A arte de The Marshal King comunica o cenário muito bem , com designs de personagens que variam de mais realistas ao já mencionado deformé, particularmente quando se trata das personagens femininas da série. Onde a arte de Boichi brilha mais ao entregar este retrato convincente do tipo de ambiente que você esperaria de um faroeste, é com os designs mecânicos de primeira linha , que apenas entrincheiram ainda mais o leitor neste mundo que ainda não foi nomeado, nem expandido. O que é realmente intrigante sobre The Marshal King de uma perspectiva visual é o uso esparso de cores da série de vez em quando, enfatizando certos momentos enquanto também presenteia o leitor com uma página colorida ocasional como os mangás costumam fazer, mas o uso de laranja e dourado para encorajar a arte e guiar o olho é habilmente usado em conjunto com um cinza em tons de azul que cria visuais suaves, mostrando a elevação de Boichi do contraste que ele frequentemente criou apenas com sua arte de linha. O uso mínimo de cores é sem dúvida mais impressionante do que uma página toda colorida quando combinado com o estilo artístico de Boichi.

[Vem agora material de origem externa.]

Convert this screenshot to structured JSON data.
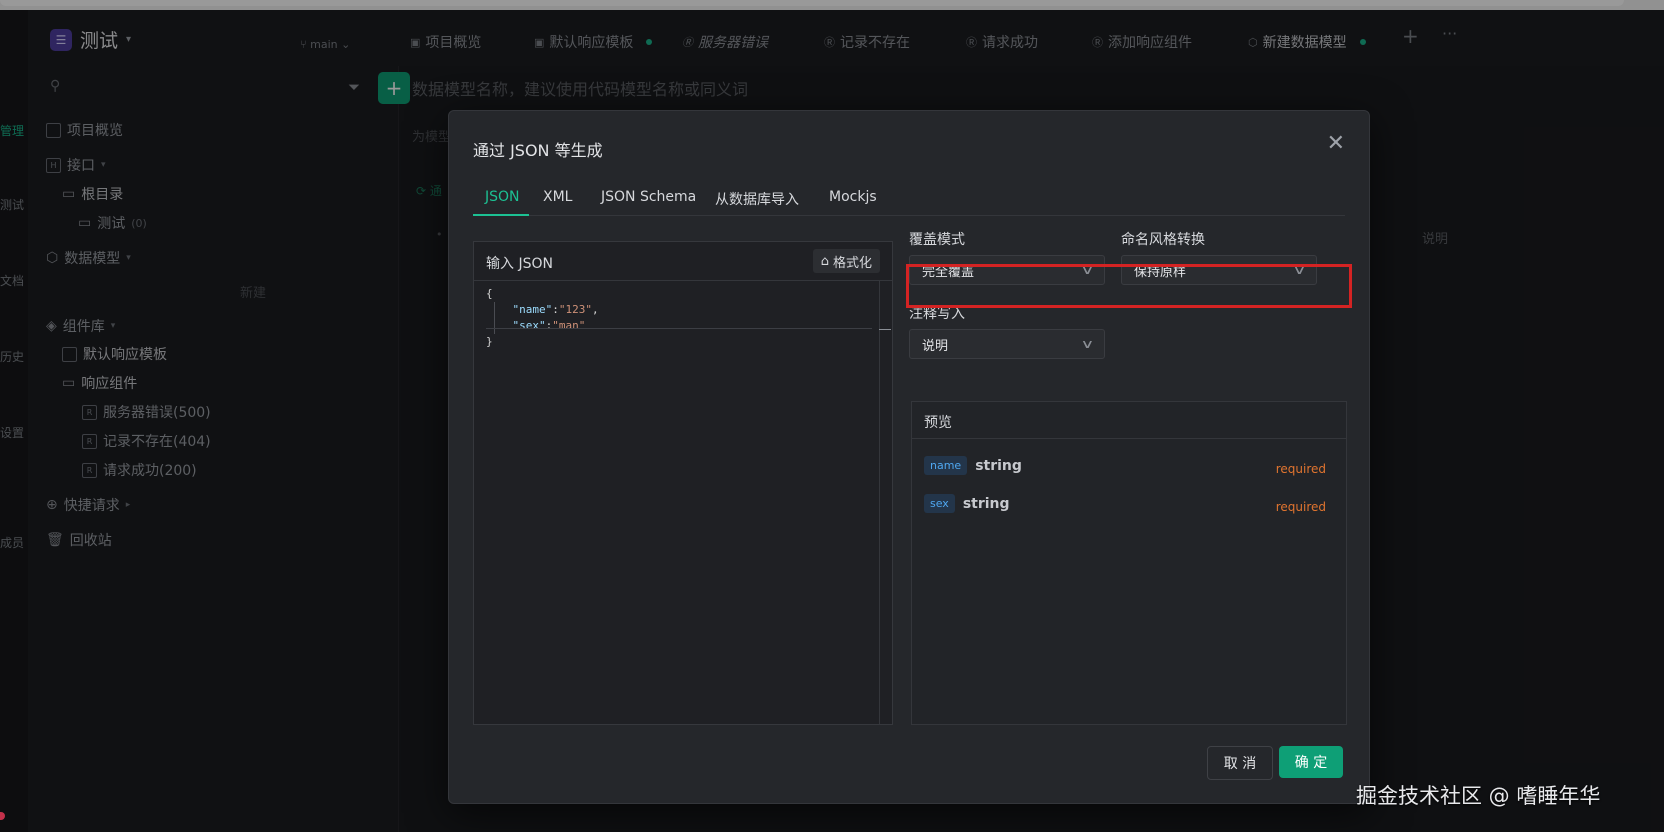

A história parece estar se desenvolvendo de forma constante, desde a apresentação do falso protagonista, M. Godspeed, e seu reinado misteriosamente longo sobre o deserto; que faz parte do pequeno detalhe de que a expectativa de vida dos personagens não é normal, até a revelação de super armas lendárias que selecionam seu portador. Esse tipo de informação desperta a curiosidade sobre o cenário, a trajetória e o ponto geral da série, que parece estar se desenvolvendo para ser um shōnen de batalha de alta octanagem , mas também pode ser um tesouro de uma história muito emocionante se for bem executada. É definitivamente muito ousado, mas há uma certa leveza na série que pode ser atribuída ao fato de que ela não se leva muito a sério, com Jimmu sendo um protagonista muito simpático, não apenas por sua bravata e clara confiança, mas também por como ele interage com seu ambiente (e vice-versa) para provocar alguns momentos genuinamente hilários. The Marshal King é definitivamente algo que vale a pena ler para fãs de grandes mangás, faroestes, steampunk e shōnen, e tem o potencial de se tornar um mangá muito emocionante.
The Marshal King está disponível na plataforma Jump+ e no MANGA Plus by SHUEISHA , sendo lançado simultaneamente em japonês e internacionalmente. Não perca a chance de mergulhar em uma aventura única e emocionante.